Hello, I am attempting to boot into Endeavour Neo (2024.9.22) to save a laptop from Manjaro hell, though no matter what I do I can’t seem to boot into the LiveCD
I’m using Ventoy on my boot USB, and I had this same issue when first installing Endeavour on my desktop, though I got around it by ensuring the USB and essentials were the only thing connected, and moved the USB drive to a different port, then it worked fine.
Below are the different errors I get from different boot options (as images, sorry for any inconvenience)
I have installed EOS 4 times and Ventoy launched 0 times.
Always had to install it on a dedicated USB.
Burn it to a USB.
Your experience and my identical experience shows we are the tiny minority. But many Ventoy users deny that could ever happen. But it happens. USB health could be a tiny part of it.
According to you, ports may have been a reason so you can’t take hardware off the table.
I also speculate you may not have your bios in uefi/legacy sync with the Ventoy.
The new stick and the double check of usb settings will cost you little time. There’s more that one way to skin a cat here.
“Hello, I am attempting to boot into Endeavour Neo (2024.9.22) to save a laptop from Manjaro hell, though no matter what I do I can’t seem to boot into the LiveCD”
EDIT: I re-read. Ventoy boots. All your distros are there. You choose Endeaovour, press enter, and the pictures are your subsequent output. I stand by by two options: dedicated stick or something simple in bios.
I must admit, that between the few posts here about Ventoy issues, and several on Reddit… It makes me wonder, why use it? Just honest curiosity on my part.
I agree, I would push it to 95%, though when I get a busybox error or it can’t find it’s own drives with both hands, I will burn it to usb directly.
That’s far less of a problem than it used to be, and EOS typically works all the time on Ventoy for me.
I hear ya. I’ve just never had any issues using more traditional ISO USB options. KDE ISO Image Writer, balenaEtcher, openSUSE Imagewriter… none of those have ever failed me over the years.
the selling point of Ventoy is you can have 15 distros on the stick which means you don’t have to burn 15 sticks thus increasing your goof off time exponentially which is really cool
I will try updating first, been a long while since I’ve done so.
And I use Ventoy because I have a lot of different ISOs in my toolkit, not only just Linux but different Windows versions as well, and it’s much more convenient to have one USB stick on my keychain compared to having a drawer full of them, and I can just add more to it whenever, and it’s nice.
Though the 5% of times it doesn’t work is really inconvenient, and I’ll admit the latest Endeavour Neo release is the first time I’ve come into any issues.
Will report back once I try that out, AUR is taking a while to build it so it may be a moment.
You certainly need to ensure that Ventoy’s soft is up to date, because often because of this very thing, systems don’t boot. In addition, you may need to run EOS in GRUB2 mode. The second option at startup.

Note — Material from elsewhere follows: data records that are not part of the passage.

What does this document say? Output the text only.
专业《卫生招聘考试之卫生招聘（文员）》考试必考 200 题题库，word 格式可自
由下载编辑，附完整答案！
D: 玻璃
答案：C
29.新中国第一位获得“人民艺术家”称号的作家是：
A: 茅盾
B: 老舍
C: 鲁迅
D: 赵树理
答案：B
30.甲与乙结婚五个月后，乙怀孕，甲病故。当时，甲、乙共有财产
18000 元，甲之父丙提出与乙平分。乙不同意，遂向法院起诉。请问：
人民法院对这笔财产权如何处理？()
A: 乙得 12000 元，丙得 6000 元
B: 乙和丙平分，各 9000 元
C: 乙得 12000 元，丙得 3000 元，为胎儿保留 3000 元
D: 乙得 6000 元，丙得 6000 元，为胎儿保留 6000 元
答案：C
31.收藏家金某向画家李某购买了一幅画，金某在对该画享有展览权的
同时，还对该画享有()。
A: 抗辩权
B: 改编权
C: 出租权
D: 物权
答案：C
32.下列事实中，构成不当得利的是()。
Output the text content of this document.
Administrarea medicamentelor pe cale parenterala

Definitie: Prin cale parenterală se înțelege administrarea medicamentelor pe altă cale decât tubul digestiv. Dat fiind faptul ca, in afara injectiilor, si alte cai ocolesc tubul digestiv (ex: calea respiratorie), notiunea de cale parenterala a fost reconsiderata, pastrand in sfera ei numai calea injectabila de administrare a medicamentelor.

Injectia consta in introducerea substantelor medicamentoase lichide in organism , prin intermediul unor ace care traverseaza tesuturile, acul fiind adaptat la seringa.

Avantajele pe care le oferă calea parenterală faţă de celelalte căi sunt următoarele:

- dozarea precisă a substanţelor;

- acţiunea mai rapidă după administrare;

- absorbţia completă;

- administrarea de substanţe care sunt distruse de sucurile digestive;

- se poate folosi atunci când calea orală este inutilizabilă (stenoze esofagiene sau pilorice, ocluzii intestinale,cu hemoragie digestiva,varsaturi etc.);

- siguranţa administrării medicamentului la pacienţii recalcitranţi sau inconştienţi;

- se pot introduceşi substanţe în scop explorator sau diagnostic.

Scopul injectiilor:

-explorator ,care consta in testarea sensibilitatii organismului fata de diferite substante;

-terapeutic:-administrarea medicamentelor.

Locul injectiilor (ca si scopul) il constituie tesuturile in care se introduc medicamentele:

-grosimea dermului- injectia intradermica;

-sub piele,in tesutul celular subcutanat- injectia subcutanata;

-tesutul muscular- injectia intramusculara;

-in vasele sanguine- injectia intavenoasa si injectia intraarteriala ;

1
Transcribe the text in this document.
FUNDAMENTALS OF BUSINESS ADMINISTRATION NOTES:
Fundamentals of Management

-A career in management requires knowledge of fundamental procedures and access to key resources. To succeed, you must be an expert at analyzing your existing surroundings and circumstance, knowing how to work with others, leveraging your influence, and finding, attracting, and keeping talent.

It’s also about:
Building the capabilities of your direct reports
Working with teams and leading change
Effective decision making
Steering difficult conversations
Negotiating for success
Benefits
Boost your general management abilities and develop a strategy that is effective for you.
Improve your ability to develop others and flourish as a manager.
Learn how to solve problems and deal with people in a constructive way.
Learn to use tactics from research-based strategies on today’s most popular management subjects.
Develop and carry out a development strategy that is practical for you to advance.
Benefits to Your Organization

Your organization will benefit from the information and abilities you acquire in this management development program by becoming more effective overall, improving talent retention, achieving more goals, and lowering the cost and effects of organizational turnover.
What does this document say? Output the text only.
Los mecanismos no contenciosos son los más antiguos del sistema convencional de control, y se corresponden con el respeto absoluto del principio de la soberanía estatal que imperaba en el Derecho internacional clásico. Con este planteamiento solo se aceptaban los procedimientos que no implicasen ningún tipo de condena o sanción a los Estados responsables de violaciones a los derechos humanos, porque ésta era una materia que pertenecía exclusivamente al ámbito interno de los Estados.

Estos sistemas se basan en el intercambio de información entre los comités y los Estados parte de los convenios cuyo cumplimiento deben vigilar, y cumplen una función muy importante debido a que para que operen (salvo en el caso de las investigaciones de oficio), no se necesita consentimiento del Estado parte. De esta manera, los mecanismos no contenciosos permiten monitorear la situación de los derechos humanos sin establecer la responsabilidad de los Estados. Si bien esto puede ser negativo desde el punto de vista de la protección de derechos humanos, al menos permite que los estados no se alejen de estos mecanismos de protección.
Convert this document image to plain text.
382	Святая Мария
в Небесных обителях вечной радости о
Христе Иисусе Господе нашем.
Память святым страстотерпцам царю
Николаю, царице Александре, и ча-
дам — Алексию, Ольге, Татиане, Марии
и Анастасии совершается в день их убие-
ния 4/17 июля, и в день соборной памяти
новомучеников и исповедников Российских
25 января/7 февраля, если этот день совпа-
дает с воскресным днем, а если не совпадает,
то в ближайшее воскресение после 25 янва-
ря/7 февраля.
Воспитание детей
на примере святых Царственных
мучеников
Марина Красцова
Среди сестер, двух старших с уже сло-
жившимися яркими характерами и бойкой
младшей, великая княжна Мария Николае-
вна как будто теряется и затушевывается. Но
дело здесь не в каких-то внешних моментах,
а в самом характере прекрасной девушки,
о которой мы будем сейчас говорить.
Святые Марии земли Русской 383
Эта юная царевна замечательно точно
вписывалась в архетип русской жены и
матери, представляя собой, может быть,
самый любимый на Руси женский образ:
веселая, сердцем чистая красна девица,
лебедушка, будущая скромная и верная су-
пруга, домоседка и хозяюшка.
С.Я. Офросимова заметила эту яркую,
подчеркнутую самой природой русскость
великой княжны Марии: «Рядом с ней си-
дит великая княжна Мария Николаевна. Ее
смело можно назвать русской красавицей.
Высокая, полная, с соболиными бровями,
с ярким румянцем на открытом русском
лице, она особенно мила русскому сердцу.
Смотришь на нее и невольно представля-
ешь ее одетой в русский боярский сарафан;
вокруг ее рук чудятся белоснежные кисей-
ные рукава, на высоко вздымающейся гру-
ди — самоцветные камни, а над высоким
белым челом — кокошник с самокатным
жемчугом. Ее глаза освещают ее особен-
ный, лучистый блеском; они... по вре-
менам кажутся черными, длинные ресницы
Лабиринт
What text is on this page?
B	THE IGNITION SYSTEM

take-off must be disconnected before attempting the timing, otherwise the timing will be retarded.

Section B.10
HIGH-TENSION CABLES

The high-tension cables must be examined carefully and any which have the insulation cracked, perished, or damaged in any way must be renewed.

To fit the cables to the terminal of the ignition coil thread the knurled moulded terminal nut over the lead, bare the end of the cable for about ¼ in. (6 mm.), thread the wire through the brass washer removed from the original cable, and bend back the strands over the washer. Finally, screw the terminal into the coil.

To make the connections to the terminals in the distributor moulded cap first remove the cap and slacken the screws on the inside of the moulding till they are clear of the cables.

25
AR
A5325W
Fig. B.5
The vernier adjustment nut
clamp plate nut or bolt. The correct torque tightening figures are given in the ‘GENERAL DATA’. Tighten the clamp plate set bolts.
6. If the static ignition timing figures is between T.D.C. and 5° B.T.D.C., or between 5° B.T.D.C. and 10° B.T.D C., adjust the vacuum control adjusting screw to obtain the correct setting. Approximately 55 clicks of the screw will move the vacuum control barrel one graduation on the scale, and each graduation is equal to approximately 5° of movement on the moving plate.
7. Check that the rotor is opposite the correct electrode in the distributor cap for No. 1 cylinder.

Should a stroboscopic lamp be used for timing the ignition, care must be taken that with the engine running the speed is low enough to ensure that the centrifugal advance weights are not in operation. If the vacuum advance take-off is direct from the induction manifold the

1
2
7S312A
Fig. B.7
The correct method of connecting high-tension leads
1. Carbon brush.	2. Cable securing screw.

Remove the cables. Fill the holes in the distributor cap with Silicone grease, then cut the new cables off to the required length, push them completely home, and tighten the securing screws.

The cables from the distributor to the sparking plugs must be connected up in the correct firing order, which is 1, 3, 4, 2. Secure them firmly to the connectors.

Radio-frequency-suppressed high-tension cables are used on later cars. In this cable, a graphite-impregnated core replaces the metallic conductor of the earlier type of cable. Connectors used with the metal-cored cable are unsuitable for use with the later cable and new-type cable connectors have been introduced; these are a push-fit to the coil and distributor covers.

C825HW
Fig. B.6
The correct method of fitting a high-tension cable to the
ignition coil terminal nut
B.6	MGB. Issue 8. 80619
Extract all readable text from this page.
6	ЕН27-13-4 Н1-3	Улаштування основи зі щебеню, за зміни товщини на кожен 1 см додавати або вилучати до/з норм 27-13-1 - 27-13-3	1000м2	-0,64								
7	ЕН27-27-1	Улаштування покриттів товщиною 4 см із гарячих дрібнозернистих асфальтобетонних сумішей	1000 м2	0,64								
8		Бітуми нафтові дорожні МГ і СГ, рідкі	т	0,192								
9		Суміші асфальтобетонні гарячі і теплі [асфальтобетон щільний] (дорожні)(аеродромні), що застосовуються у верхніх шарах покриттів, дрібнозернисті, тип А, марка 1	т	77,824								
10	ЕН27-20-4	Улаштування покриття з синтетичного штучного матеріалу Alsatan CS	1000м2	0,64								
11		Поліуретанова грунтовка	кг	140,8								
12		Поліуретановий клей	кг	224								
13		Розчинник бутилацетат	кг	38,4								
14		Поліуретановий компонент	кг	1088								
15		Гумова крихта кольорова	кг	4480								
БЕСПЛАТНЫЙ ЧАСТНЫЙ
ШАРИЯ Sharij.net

This is a majority of the issues I have seen with people using ventoy. It does need updating unlike a disk burned by a dd or even an image writer. The difference is in the efi.
Ventoy needs to keep up with the latest efi.
For best practices its always suggested to run a update on ventoy before trying to install.
Still using CD to boot? … I don’t care for ventoy the same as i don’t care for installing a bunch of linux distros on the same disc. … It can be problematic but there are many that do use it so it is an option. Just have to make sure it’s up to date. I don’t use it but I have in the past a couple of times. I prefer writing the ISO directly to usb with other methods.